In 2010-0385931I7 (released last week), the Rulings Directorate of the Canada Revenue Agency (Rulings) was asked to consider a case where a partnership of non-resident partners disposed of 25% of the common shares of a Canadian public company (Canco) that owned real estate in Canada. The gain realized by the partnership was not exempt under any applicable tax treaty. The question for Rulings was whether the gain realized by the partnership was taxable in Canada to the non-resident partners. The answer was no: the gain was not taxable. The reasoning of Rulings was as follows.

  • A non-resident “person” is only subject to tax under s. 2(3)(c) if the “person” disposes of taxable Canadian property (TCP).
  • The “person” in the case considered was each partner and not the partnership.
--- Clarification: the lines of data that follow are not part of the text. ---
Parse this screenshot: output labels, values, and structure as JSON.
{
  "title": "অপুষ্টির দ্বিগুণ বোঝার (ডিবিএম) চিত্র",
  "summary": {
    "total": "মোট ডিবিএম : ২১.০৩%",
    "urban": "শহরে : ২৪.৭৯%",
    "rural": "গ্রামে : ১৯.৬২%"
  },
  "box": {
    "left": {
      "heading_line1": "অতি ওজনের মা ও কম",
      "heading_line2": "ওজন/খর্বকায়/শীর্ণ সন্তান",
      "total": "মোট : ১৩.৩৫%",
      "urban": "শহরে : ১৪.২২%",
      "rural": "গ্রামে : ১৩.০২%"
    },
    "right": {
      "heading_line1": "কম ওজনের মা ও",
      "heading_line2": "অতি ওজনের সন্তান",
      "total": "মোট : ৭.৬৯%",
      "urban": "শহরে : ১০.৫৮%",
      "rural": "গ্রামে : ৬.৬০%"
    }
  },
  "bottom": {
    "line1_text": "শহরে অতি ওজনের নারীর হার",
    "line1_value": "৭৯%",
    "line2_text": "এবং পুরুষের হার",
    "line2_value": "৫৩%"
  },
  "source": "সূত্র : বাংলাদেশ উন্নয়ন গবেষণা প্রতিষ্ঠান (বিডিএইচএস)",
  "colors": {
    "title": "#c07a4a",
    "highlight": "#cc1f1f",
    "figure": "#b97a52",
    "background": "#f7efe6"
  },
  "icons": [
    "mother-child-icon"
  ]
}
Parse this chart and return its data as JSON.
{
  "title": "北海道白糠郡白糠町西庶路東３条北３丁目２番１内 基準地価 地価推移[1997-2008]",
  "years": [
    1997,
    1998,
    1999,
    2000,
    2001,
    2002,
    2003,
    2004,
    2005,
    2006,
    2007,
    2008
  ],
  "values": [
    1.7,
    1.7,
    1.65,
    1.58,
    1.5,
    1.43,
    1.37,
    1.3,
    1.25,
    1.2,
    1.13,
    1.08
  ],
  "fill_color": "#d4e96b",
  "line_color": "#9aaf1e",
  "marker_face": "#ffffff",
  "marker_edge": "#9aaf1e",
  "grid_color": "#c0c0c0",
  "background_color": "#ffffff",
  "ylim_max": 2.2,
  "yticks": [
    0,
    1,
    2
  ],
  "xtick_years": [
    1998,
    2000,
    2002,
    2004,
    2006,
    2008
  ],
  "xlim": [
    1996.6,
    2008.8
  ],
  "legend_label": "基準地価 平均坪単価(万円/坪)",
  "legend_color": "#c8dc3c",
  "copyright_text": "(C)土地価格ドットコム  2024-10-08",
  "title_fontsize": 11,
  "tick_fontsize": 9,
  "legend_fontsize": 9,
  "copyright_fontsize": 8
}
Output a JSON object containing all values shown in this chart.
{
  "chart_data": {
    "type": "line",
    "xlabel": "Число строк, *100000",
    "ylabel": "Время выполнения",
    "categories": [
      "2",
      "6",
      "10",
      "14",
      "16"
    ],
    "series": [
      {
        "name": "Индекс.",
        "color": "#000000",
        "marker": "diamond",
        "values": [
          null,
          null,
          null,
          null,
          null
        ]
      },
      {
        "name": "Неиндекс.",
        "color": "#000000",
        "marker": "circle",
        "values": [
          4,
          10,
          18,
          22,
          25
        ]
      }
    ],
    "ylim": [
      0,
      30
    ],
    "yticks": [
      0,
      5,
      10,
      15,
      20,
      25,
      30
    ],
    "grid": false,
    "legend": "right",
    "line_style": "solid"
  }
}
Importantly, the rule in s. 96, which treats a partnership as a person for limited purposes, does not apply for purposes of s. 2(3)(c).
  • Under the common law, a member of a partnership does not own any particular property of the partnership in specie.
  • As a result, it could not be said that any particular non-resident partner “owned” 25% or more of shares of Canco for purposes of paragraph (e) of the definition of TCP in s. 248(1). Accordingly, none of the partners disposed of TCP. (A similar principle could well apply for paragraph (d) of the definition of TCP).

Similar reasoning applied for purposes of the reporting and withholding requirements under s. 116. As none of the non-resident partners disposed of TCP, s. 116 did not apply. Rulings noted that these results are likely unintended, and has informed the Department of Finance accordingly. Rulings further said the general anti-avoidance rule (s. 245) would be considered in any case where a partnership has been interposed to avoid what would otherwise be a taxable gain on TCP in Canada.